In the Preamble to the proposed rules, CMS responded strongly to the reasoning in these two cases (albeit without mentioning them by name):
"[F]or clarity, we reaffirm the position we took in the Phase II regulation. With respect to employed physicians, a productivity bonus will not take into account the volume or value of the physicians referrals solely because corresponding hospital services (that is, designated health services) are billed each time the employed physician personally performs a service."7
CMS further clarified that this analysis applies not only to employed physicians, but also to physicians paid under a personal services agreement, which CMS notes can be paid on a per-unit compensation formula under similar circumstances.
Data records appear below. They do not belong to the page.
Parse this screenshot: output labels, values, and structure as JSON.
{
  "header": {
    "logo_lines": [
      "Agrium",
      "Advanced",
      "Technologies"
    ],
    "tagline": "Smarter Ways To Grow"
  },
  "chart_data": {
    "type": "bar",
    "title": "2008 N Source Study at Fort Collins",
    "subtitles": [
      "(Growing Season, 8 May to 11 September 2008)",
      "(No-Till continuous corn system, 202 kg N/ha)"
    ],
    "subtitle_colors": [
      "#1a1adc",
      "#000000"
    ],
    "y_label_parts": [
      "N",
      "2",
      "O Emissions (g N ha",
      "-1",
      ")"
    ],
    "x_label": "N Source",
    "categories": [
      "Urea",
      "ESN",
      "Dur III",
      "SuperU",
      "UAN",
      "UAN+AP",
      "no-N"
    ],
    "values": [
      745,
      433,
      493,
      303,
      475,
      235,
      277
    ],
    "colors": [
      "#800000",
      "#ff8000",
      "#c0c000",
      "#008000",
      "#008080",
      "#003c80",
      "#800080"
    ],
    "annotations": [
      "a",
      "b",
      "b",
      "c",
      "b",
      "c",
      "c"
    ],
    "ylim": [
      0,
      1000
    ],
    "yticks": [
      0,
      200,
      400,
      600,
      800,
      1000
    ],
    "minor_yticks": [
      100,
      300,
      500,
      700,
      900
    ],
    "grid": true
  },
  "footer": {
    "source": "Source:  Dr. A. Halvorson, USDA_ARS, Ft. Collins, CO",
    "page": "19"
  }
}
The key takeaway here is that hospitals and other health care entities can continue to compensate physicians on a per-unit basis, such as by wRVUs, even though those personally performed services may correlate to a billable designated health care service for the entity. Nonetheless, it is, worth keeping an eye on the UPMC case. UPMC is currently seeking a rehearing before the full court. Its request extensively cites this new CMS guidance.
1 84 Fed Reg. 55766 (October 17, 2019).
2 84 Fed Reg. 55766,55793-4 (October 17, 2019) to be codified at 42 C.F.R. 411.354(d)(5)(i)(B) and (ii)(B), and 42 C.F.R.354(d)(6)(i)(B and (ii)(B).
3 69 Fed Reg. 16088-9 (March 26, 2004).
4 792 F3d 364 (4th Cir. 2015).
5 Technically, referrals to an ASC cannot be "referrals" under Stark because ASC services are not Designated Health Services. This nuance was missed by the court, but it does not change the analysis since the ASC services would be "other business generated."
6 938 F3d 397 (4th Cir. 2019).
7 84 Fed Reg. 55794 (October 17, 2019).